Not sure what we could do, I started pulling up grass and fashioned a mouse-sized raft. I slipped the raft in front of the struggling little creature, who climbed on it and floated off to another day, as far as we know.
When we moved to our current home, which is rural, I thought about the pests we would have and realized it might be necessary to eradicate a normally prolific squirrel population. I had visions of wiring and insulation chewed to bits, attics scattered with the torn remnants of squirrel devastation, and of course, squirrel poop.
It didn’t happen. The nearest stand of spruce trees, where squirrels make their home, was across the road, a couple of hundred yards away. Our property is covered in birch trees, and not inviting to the little nuisances.
In the brush around our deck there was a perfect opening with lots of escape cover around so we could spread bird seed for songbirds to congregate. It was close enough to make the viewing nice, without interfering too much.

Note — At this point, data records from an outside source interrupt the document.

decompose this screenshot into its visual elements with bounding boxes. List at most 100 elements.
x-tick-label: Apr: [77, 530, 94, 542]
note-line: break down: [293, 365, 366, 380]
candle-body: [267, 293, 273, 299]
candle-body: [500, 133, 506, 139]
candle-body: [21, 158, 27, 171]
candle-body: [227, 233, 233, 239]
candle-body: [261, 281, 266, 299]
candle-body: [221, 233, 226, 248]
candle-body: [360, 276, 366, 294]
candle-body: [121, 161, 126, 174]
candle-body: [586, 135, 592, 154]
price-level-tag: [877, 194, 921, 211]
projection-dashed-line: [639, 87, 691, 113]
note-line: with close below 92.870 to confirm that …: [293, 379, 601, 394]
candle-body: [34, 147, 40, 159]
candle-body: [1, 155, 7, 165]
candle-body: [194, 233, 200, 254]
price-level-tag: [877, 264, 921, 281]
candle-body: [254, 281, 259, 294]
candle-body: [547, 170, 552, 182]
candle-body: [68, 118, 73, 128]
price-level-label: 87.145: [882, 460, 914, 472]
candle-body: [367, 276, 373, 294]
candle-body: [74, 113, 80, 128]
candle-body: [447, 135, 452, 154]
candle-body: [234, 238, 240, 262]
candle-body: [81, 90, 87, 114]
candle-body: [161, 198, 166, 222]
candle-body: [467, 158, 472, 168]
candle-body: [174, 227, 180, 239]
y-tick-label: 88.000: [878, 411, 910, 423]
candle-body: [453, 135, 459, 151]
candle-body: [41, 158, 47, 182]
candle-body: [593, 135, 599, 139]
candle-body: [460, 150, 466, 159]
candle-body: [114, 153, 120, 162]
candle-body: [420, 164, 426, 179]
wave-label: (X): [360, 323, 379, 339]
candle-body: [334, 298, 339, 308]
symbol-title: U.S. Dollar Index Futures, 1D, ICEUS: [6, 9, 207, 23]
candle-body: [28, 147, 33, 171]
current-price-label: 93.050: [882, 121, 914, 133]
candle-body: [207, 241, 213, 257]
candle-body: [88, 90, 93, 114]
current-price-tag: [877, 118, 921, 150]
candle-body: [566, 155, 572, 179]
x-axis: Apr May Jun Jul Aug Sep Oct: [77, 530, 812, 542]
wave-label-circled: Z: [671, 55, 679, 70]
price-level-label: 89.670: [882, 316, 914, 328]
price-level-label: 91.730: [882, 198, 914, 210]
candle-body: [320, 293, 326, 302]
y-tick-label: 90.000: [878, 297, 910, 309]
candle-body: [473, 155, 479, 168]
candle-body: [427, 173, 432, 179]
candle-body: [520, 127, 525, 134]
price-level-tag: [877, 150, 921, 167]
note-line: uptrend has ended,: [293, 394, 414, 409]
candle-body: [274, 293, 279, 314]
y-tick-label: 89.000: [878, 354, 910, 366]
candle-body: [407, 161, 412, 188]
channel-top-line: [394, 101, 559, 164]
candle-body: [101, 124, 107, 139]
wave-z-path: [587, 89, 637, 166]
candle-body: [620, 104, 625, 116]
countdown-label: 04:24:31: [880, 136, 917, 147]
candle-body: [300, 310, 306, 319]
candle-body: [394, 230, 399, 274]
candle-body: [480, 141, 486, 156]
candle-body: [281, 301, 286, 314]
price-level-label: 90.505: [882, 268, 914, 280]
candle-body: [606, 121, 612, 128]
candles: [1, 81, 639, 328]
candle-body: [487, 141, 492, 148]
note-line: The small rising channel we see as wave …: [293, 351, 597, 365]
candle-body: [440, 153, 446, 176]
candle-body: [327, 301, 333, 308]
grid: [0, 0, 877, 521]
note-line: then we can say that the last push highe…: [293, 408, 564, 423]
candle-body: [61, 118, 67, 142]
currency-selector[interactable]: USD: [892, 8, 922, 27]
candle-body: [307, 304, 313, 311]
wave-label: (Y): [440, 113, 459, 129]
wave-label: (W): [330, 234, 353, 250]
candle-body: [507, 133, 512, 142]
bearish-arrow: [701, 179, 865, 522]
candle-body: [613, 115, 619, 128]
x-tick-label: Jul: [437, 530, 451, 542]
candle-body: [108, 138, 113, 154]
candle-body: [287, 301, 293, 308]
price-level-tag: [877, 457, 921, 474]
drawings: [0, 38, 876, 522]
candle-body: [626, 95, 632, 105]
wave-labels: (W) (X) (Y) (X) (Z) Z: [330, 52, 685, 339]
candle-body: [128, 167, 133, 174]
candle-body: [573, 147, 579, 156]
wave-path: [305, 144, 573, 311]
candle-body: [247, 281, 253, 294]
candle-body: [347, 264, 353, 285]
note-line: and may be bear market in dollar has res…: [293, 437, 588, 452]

It took a few years but the squirrels eventually caught on to the free food, especially when we put out peanuts in the shell. They spend hours snatching them up, running off to store them and then forgetting where they stored them.

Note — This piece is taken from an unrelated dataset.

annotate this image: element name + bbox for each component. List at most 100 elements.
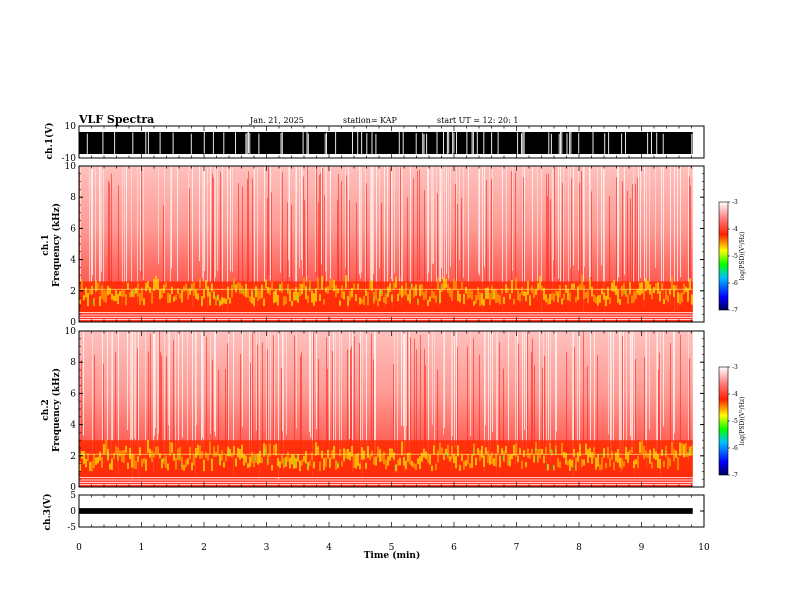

While we enjoyed the antics of the adorable little buggers and watched as new families emerged, we had concerns. We wanted to watch them as long as they didn’t decide to take up residence in the house. We didn’t want to have to turn on them if they got out of hand.
Musing about our rodents and our relationship with them got me thinking about how the circumstances in which we encounter animals in the natural world defines our responses.
A poor farmer in a village in India, struggling to make a living in the hacked-out jungle, where some 500 of his fellows have been killed and eaten by a pair of leopards might not assign the same value to the leopard as a tourist snapping photos of the beautiful cats while touring the Serengeti from the safety of a Land Rover.
The antics of well-fed bears on a salmon stream viewed from a platform may subjugate one’s perspective of bears in general. Caught up in the moment, I’ve found myself within arm’s reach of brown bears on salmon streams, and only recognized how ridiculous my behavior had been when viewing the photos.
My perspective regarding the creatures we share the planet with has changed with experience. My first impulse is no longer to destroy those that might be a nuisance. It turns out there may be other ways to solve some problems. A recent experience exposed this side of myself.
Our eight dogs and I spend a lot of time out in our shop. They eat their meals there and we all hang out there, sort of like a canine frat house. The occasional mouse or shrew will come through, and the real hunters in the family — Winchester, Hugo and Cheyenne — will hunt them relentlessly. It’s like having a bunch of barn cats.
So, the mouse problem has never been a problem.
A couple of months ago, I went in search of some item I rarely used and opened a drawer I also rarely use. There was a mass of shredded paper towels at the back. I should have known right then.
Instead, I wrapped my hand around the mass, and as I pulled it out, it suddenly felt warm, and then it started moving.
It’s not that long ago when holding a writhing mass of pink, hairless mice, no more than three-quarters of an inch, would not have been a big deal. I would have just thrown them in the garbage and thought nothing of it.
I didn’t know what to do, and no solution seemed good, as I had already intruded enough that the mother would not return to them. Animals don’t take this sort of thing nearly as hard as we do. I was sure I couldn’t nurse them.
I have to credit the natural world with helping me understand things I might never understand otherwise. In this case, there are many variations on how to view this situation and while different, they may all be just as valid, depending on a person’s experience.
But the value of their lives has a different meaning when there is no valid reason to end it. It took some years and some experience, but that is never lost on me.
Steve Meyer is a longtime Alaskan and avid shooter who lives in Kenai.